Beginning with the least expensive loan, here are the more common education loan programs.

Federal Perkins Loans

Students borrow funds offered by the federal government through their school. Not all schools offer Perkins Student Loans. The interest rate is fixed at 5%.

Federal Stafford Loans

Students borrow funds via the federal government's Direct Loan Program. The Stafford Student Loan may be subsidized where the government forgives the interest while the student is in school, in grace and in deferment, or unsubsidized where the borrower pays the interest over the entire life of the student loan. You may be awarded some of both types. The interest rate for Direct Subsidized student loans disbursed between July 1, 2011 and June 30, 2012 has been set at 3.4% for undergraduate students. On July 1, 2012 this rate will increase to 6.8% and be fixed for the remaining life of the loan, unless there is further legislative change. The interest rate for all unsubsidized and graduate subsidized Stafford Student Loans is 6.8%.

Federal PLUS Loans

Graduate and professional degree students, as well as parents of undergraduates, can borrow PLUS Loan funds via the federal government's Direct Loan Program. The interest rate is fixed at 7.9% and interest begins to accrue from the date of the first disbursement until the loan is paid in full. The first payment is due within 60 days after the final disbursement. Parents may defer repayment based on the dependent student's in school status and receive a six month grace period after the student ceases to be enrolled at least half time but only for PLUS loans disbursed on or after July 1, 2008. See our Managing Your Repayment section for information on deferments for Grad PLUS loans.

Private Student Loans

Students may borrow funds through a private student loan program established by a lending institution. Each private student loan program offers its distinctive set of loan terms and is generally, but not always, more expensive than federal student loans.

Before you borrow, read the loan terms and know who your lender is.
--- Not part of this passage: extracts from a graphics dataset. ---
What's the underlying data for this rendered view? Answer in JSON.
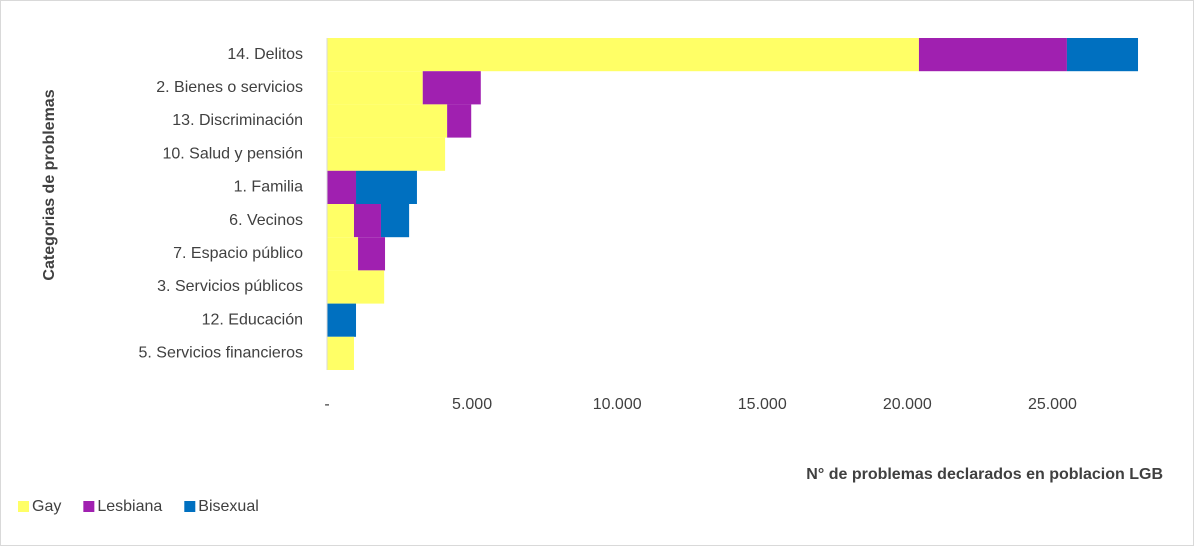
{
  "chart_data": {
    "type": "bar",
    "orientation": "horizontal",
    "stacked": true,
    "x_label": "N° de problemas declarados en poblacion LGB",
    "y_label": "Categorias de problemas",
    "categories": [
      "14. Delitos",
      "2. Bienes o servicios",
      "13. Discriminación",
      "10. Salud y pensión",
      "1. Familia",
      "6. Vecinos",
      "7. Espacio público",
      "3. Servicios públicos",
      "12. Educación",
      "5. Servicios financieros"
    ],
    "series": [
      {
        "name": "Gay",
        "color": "#ffff66",
        "values": [
          20400,
          3300,
          4140,
          4070,
          0,
          930,
          1070,
          1970,
          0,
          930
        ]
      },
      {
        "name": "Lesbiana",
        "color": "#a020b0",
        "values": [
          5100,
          2000,
          830,
          0,
          1000,
          930,
          930,
          0,
          0,
          0
        ]
      },
      {
        "name": "Bisexual",
        "color": "#0070c0",
        "values": [
          2450,
          0,
          0,
          0,
          2100,
          970,
          0,
          0,
          1000,
          0
        ]
      }
    ],
    "xlim": [
      0,
      30000
    ],
    "xticks": [
      {
        "value": 0,
        "label": "-"
      },
      {
        "value": 5000,
        "label": "5.000"
      },
      {
        "value": 10000,
        "label": "10.000"
      },
      {
        "value": 15000,
        "label": "15.000"
      },
      {
        "value": 20000,
        "label": "20.000"
      },
      {
        "value": 25000,
        "label": "25.000"
      }
    ],
    "legend": "bottom-left"
  }
}
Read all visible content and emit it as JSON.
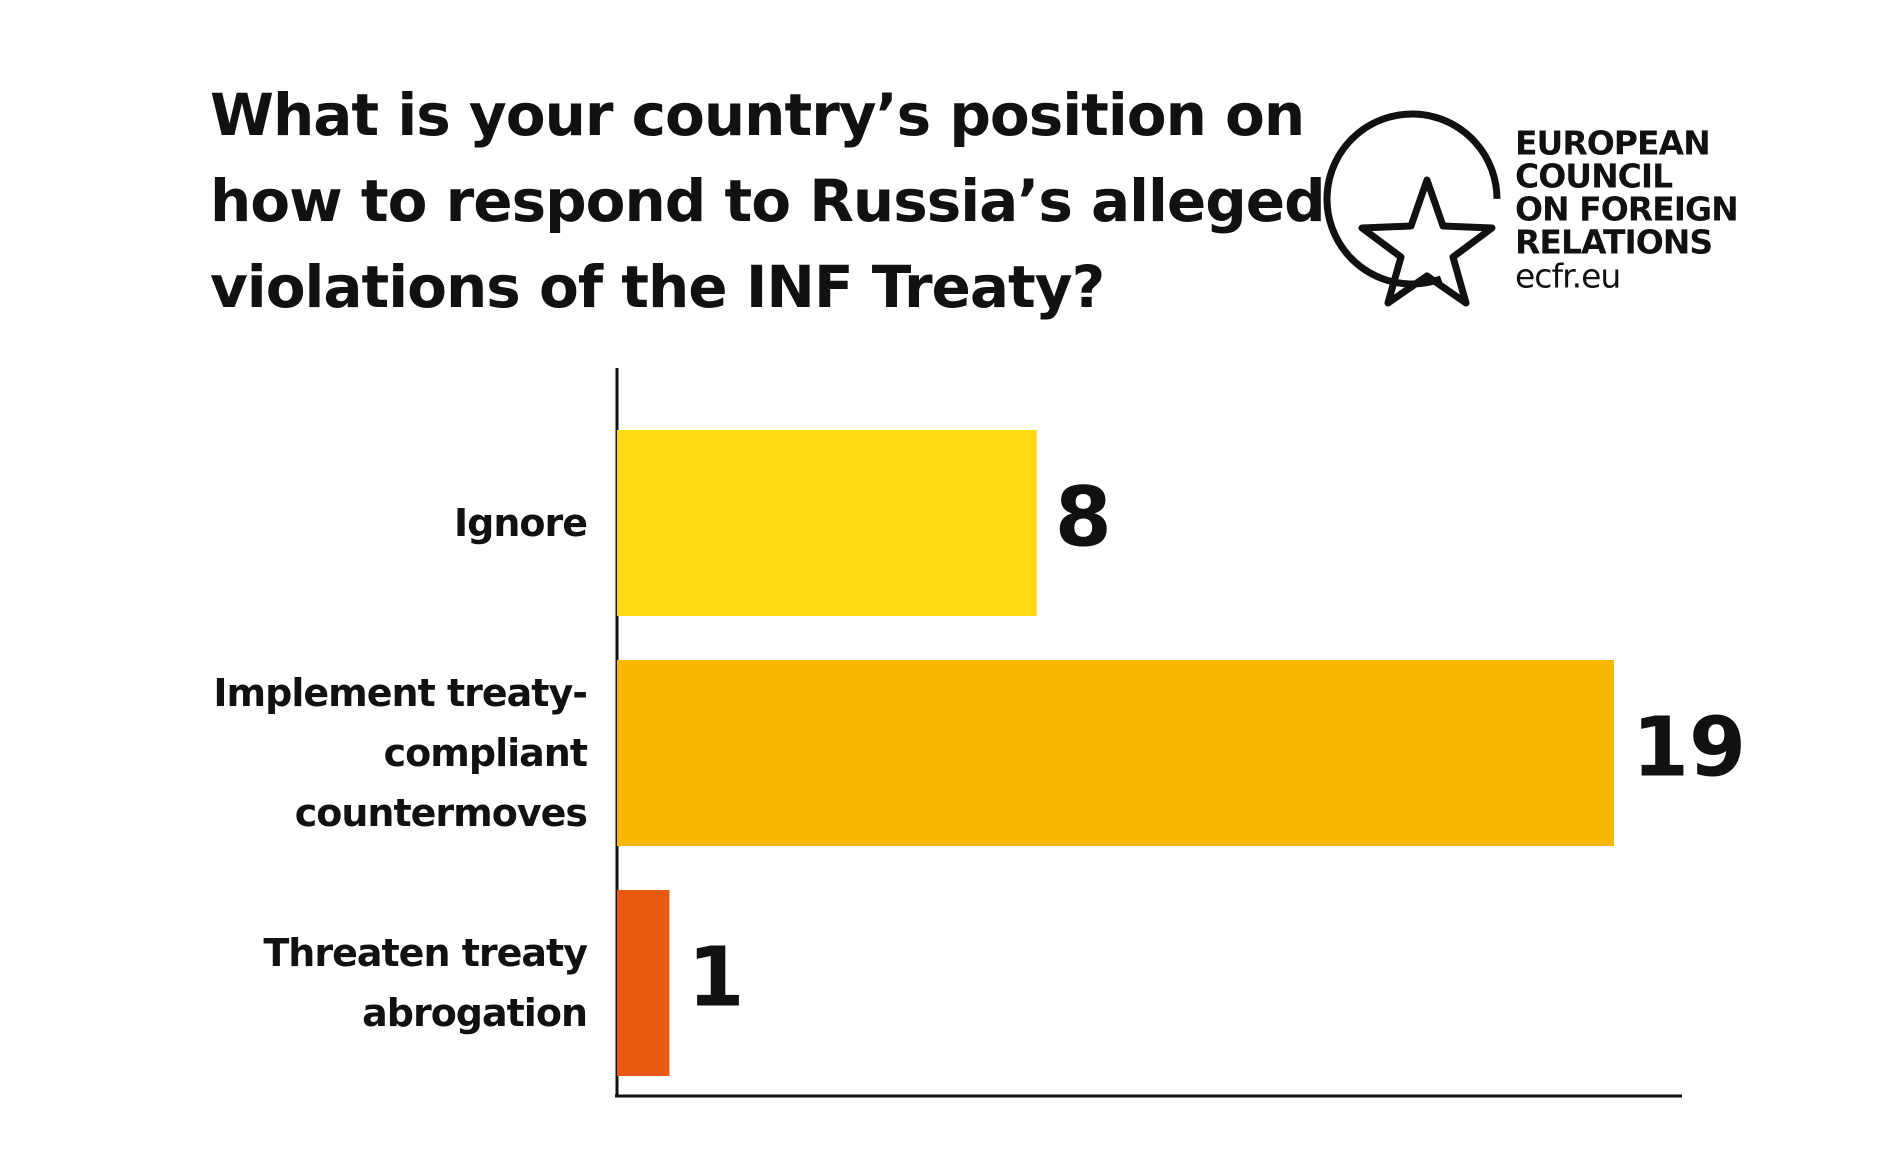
{
  "chart_data": {
    "type": "bar",
    "orientation": "horizontal",
    "title": "What is your country’s position on how to respond to Russia’s alleged violations of the INF Treaty?",
    "categories": [
      "Ignore",
      "Implement treaty-compliant countermoves",
      "Threaten treaty abrogation"
    ],
    "values": [
      8,
      19,
      1
    ],
    "colors": [
      "#fddc14",
      "#f9b700",
      "#e85a12"
    ]
  },
  "logo": {
    "lines": [
      "EUROPEAN",
      "COUNCIL",
      "ON FOREIGN",
      "RELATIONS"
    ],
    "url": "ecfr.eu"
  }
}
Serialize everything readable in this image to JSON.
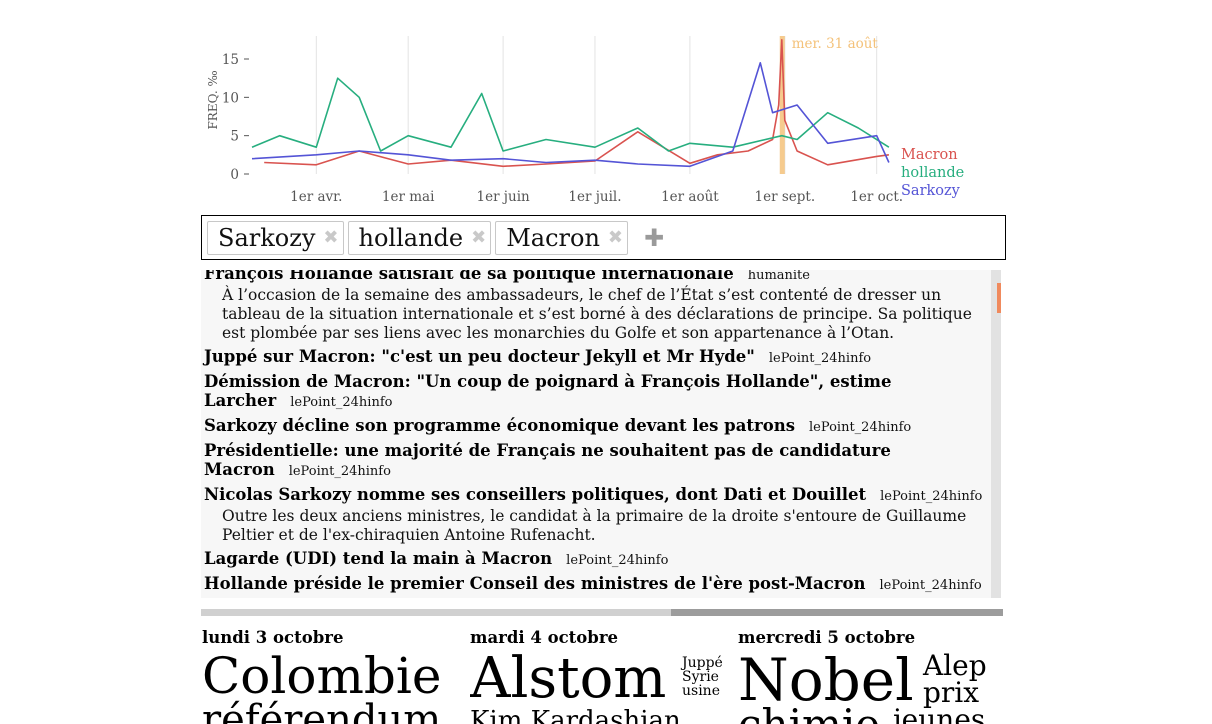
{
  "chart": {
    "ylabel": "FREQ. ‰",
    "yticks": [
      "0",
      "5",
      "10",
      "15"
    ],
    "xticks": [
      "1er avr.",
      "1er mai",
      "1er juin",
      "1er juil.",
      "1er août",
      "1er sept.",
      "1er oct."
    ],
    "highlight_label": "mer. 31 août",
    "colors": {
      "Macron": "#d9534f",
      "hollande": "#27ae7f",
      "Sarkozy": "#5454d6",
      "highlight": "#f4c27a"
    }
  },
  "chart_data": {
    "type": "line",
    "xlabel": "",
    "ylabel": "FREQ. ‰",
    "ylim": [
      0,
      18
    ],
    "xrange": [
      "2016-03-11",
      "2016-10-06"
    ],
    "grid": "vertical",
    "legend_position": "right",
    "highlight_date": "2016-08-31",
    "series": [
      {
        "name": "Macron",
        "x": [
          "2016-03-15",
          "2016-04-01",
          "2016-04-15",
          "2016-05-01",
          "2016-05-15",
          "2016-06-01",
          "2016-06-15",
          "2016-07-01",
          "2016-07-15",
          "2016-08-01",
          "2016-08-10",
          "2016-08-20",
          "2016-08-28",
          "2016-08-30",
          "2016-08-31",
          "2016-09-01",
          "2016-09-05",
          "2016-09-15",
          "2016-10-01",
          "2016-10-05"
        ],
        "values": [
          1.5,
          1.2,
          3.0,
          1.3,
          1.8,
          1.0,
          1.3,
          1.7,
          5.5,
          1.4,
          2.5,
          3.0,
          4.5,
          9.0,
          17.5,
          7.0,
          3.0,
          1.2,
          2.3,
          2.5
        ]
      },
      {
        "name": "hollande",
        "x": [
          "2016-03-11",
          "2016-03-20",
          "2016-04-01",
          "2016-04-08",
          "2016-04-15",
          "2016-04-22",
          "2016-05-01",
          "2016-05-15",
          "2016-05-25",
          "2016-06-01",
          "2016-06-15",
          "2016-07-01",
          "2016-07-15",
          "2016-07-25",
          "2016-08-01",
          "2016-08-15",
          "2016-08-31",
          "2016-09-05",
          "2016-09-15",
          "2016-09-25",
          "2016-10-05"
        ],
        "values": [
          3.5,
          5.0,
          3.5,
          12.5,
          10.0,
          3.0,
          5.0,
          3.5,
          10.5,
          3.0,
          4.5,
          3.5,
          6.0,
          3.0,
          4.0,
          3.5,
          5.0,
          4.5,
          8.0,
          6.0,
          3.5
        ]
      },
      {
        "name": "Sarkozy",
        "x": [
          "2016-03-11",
          "2016-04-01",
          "2016-04-15",
          "2016-05-01",
          "2016-05-15",
          "2016-06-01",
          "2016-06-15",
          "2016-07-01",
          "2016-07-15",
          "2016-08-01",
          "2016-08-15",
          "2016-08-24",
          "2016-08-28",
          "2016-09-05",
          "2016-09-15",
          "2016-10-01",
          "2016-10-05"
        ],
        "values": [
          2.0,
          2.5,
          3.0,
          2.5,
          1.8,
          2.0,
          1.5,
          1.8,
          1.3,
          1.0,
          3.0,
          14.5,
          8.0,
          9.0,
          4.0,
          5.0,
          1.5
        ]
      }
    ]
  },
  "terms": [
    {
      "label": "Sarkozy",
      "remove": "✖"
    },
    {
      "label": "hollande",
      "remove": "✖"
    },
    {
      "label": "Macron",
      "remove": "✖"
    }
  ],
  "add_term": "✚",
  "articles": [
    {
      "title": "François Hollande satisfait de sa politique internationale",
      "source": "humanite",
      "desc": "À l’occasion de la semaine des ambassadeurs, le chef de l’État s’est contenté de dresser un tableau de la situation internationale et s’est borné à des déclarations de principe. Sa politique est plombée par ses liens avec les monarchies du Golfe et son appartenance à l’Otan."
    },
    {
      "title": "Juppé sur Macron: \"c'est un peu docteur Jekyll et Mr Hyde\"",
      "source": "lePoint_24hinfo",
      "desc": ""
    },
    {
      "title": "Démission de Macron: \"Un coup de poignard à François Hollande\", estime Larcher",
      "source": "lePoint_24hinfo",
      "desc": ""
    },
    {
      "title": "Sarkozy décline son programme économique devant les patrons",
      "source": "lePoint_24hinfo",
      "desc": ""
    },
    {
      "title": "Présidentielle: une majorité de Français ne souhaitent pas de candidature Macron",
      "source": "lePoint_24hinfo",
      "desc": ""
    },
    {
      "title": "Nicolas Sarkozy nomme ses conseillers politiques, dont Dati et Douillet",
      "source": "lePoint_24hinfo",
      "desc": "Outre les deux anciens ministres, le candidat à la primaire de la droite s'entoure de Guillaume Peltier et de l'ex-chiraquien Antoine Rufenacht."
    },
    {
      "title": "Lagarde (UDI) tend la main à Macron",
      "source": "lePoint_24hinfo",
      "desc": ""
    },
    {
      "title": "Hollande préside le premier Conseil des ministres de l'ère post-Macron",
      "source": "lePoint_24hinfo",
      "desc": ""
    }
  ],
  "days": [
    {
      "label": "lundi 3 octobre",
      "words": [
        {
          "text": "Colombie",
          "size": 50
        },
        {
          "text": "référendum",
          "size": 40
        }
      ]
    },
    {
      "label": "mardi 4 octobre",
      "words": [
        {
          "text": "Alstom",
          "size": 56
        },
        {
          "text": "Juppé",
          "size": 14
        },
        {
          "text": "Syrie",
          "size": 14
        },
        {
          "text": "usine",
          "size": 14
        },
        {
          "text": "Kim Kardashian",
          "size": 26
        }
      ]
    },
    {
      "label": "mercredi 5 octobre",
      "words": [
        {
          "text": "Nobel",
          "size": 58
        },
        {
          "text": "Alep",
          "size": 28
        },
        {
          "text": "prix",
          "size": 28
        },
        {
          "text": "chimie",
          "size": 42
        },
        {
          "text": "jeunes",
          "size": 28
        }
      ]
    }
  ]
}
The financial aid office has more detailed information about these different student loan options.

Apply for one of our private student loan products

 
 
 TIPS
 
  • Look for discounts and borrower benefits that lower the interest rate, fees or principal.
  • Keep track of your student loans by maintaining accurate records and copies of documents such as promissory notes, lender / servicer information, correspondence and a telephone log.
  • Calculate your estimated monthly payment before you borrow.
  • Note if there is a third party involved that services your student loan or if your loan is sold. The servicer will manage your student loan and this is where you will send payments.
  • Notify your lender (or its servicer) of any information that has changed such as your name, address, school status, etc.
  • Save money by paying your student loan off early. There are no penalties for pre-payment.